If there is no password, you will be required to add one.

Container Structure

 /opt
  |-- root/
       |-- ca/
       |    |-- private/
       |    |    \-- ca.key          (Certificate Authority Private Key)
       |    |
       |    |-- ca.crt               (Certificate Authority Certficate)
       |    |-- ca.crl               (Certificate Revocation List)
       |    |-- ca.serial            (Next Certificate Serial Number)
       |    |-- crl.serial           (Current CRL serial number)
       |    \-- database             (Log of Certificate Authority activity)
       |
       |-- certs/
       |    \-- SERIAL.pem           (Client Certificate + Text)
       |
       |-- private/
       |    |-- COMMONNAME.key       (Client Private Key)
       |    |-- COMMONNAME.p12       (Client PKCS12 File)
       |    \-- COMMONNAME.pem       (Client Key+Certificate)
       |
       |-- public/                   (Public Sharable Directory)
       |    |-- certs/               (Client Certificates)
       |    |    \-- COMMONNAME.crt  (Client Certificate)
       |    |
       |    |-- ca.crt               (Certificate Authority Certficate)
       |    \-- ca.crl               (Certificate Revocation List)
       |
       \-- openssl.cnf               (OpenSSL Configuration File)

The public/ directory is intended to be fully sharable.
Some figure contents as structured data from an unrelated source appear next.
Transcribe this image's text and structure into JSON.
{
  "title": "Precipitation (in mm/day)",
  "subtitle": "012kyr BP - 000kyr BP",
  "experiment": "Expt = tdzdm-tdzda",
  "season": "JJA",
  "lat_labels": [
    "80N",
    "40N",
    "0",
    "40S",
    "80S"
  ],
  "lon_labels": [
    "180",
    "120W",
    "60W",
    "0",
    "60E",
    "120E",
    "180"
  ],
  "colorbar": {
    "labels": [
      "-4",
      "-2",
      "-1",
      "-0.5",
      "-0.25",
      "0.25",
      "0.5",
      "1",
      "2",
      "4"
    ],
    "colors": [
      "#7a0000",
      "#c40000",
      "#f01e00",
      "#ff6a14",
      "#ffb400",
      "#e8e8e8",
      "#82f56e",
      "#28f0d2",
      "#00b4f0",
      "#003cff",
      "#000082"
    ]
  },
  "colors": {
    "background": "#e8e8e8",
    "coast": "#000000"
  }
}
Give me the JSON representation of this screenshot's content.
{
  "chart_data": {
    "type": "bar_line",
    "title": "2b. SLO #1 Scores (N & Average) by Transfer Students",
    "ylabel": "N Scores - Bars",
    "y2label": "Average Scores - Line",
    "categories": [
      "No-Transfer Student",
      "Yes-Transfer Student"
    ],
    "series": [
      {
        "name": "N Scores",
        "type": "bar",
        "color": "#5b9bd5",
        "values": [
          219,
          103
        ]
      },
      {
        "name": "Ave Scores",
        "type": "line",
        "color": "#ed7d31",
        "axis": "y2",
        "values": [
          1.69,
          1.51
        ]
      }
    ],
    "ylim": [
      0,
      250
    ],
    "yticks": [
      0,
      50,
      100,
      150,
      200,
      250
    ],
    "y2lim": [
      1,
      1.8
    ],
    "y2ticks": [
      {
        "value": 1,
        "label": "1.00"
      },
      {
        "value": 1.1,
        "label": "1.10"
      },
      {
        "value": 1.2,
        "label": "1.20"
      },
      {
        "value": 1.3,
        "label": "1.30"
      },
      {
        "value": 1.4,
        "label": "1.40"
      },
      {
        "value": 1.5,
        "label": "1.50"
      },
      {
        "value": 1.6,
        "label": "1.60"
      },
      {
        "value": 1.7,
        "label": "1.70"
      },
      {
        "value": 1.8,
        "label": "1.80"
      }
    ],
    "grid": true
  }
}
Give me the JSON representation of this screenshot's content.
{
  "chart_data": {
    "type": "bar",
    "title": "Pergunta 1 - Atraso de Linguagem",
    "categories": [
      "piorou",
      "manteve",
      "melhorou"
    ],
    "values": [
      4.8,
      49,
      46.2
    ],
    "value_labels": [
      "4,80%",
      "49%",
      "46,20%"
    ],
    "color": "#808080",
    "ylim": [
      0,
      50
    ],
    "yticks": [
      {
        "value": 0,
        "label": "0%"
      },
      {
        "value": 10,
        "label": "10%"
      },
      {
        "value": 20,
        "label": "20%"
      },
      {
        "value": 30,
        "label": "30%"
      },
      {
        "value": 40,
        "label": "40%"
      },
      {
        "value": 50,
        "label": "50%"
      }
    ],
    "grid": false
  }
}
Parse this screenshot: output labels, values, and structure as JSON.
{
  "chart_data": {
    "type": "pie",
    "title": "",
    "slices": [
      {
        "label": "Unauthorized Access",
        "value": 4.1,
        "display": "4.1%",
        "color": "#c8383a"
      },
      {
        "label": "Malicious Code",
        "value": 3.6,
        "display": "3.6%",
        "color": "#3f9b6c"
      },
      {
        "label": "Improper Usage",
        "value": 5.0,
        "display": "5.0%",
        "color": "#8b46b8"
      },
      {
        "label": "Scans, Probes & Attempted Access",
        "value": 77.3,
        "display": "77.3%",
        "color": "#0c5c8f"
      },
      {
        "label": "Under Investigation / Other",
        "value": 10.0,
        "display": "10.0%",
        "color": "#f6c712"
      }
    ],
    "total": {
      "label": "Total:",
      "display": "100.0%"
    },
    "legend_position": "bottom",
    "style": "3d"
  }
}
There are a number of ways to accomplish this.

  • Periodically copy out the public/ directory to another container or folder.

  • Mount in a second volume specifically to /opt/public/ so that certificates are available.

Why This Is a Bad Idea(tm)

This is not for production. Repeat, this is NOT for production.

  1. You never, ever, ever want to store a CA key unencrypted.
  2. You never, ever, ever want to have a password-less CA key.
  3. You never, ever, ever want to leave a CA key lying around.

This is intended to be a quick-and-dirty CA management tool for development or home use. This container violates the above rules as a trade-off for a barrier-of-entry to development requiring certificates.

There is NO security on the CA key (no password, no encryption), and volumes and containers are just extensions of your file system.

Then, why did you make it?

I am constantly developing or testing some software that requires a CA and signed client certificates, and in order to minimize my setup time, I use this. I have no expectation that this is secure.

You could just...

Sure, there's plenty of things I COULD do to make this secure, but then it will not be "quick and easy".

I could make an encrypted CA private key, but then I would not have the ability to go "non-interactive", as every cert would require you to enter in the password.

I could make an encrypted CA private key and then generate an intermediate CA with an unencrypted key. But then I would need to mash the root and intermediate certificates together in the downstream applications. You've worked with Intermediate CAs before, you know how annoying they are.

Eventually I will expand the project to include one or both of those options, but that is not today.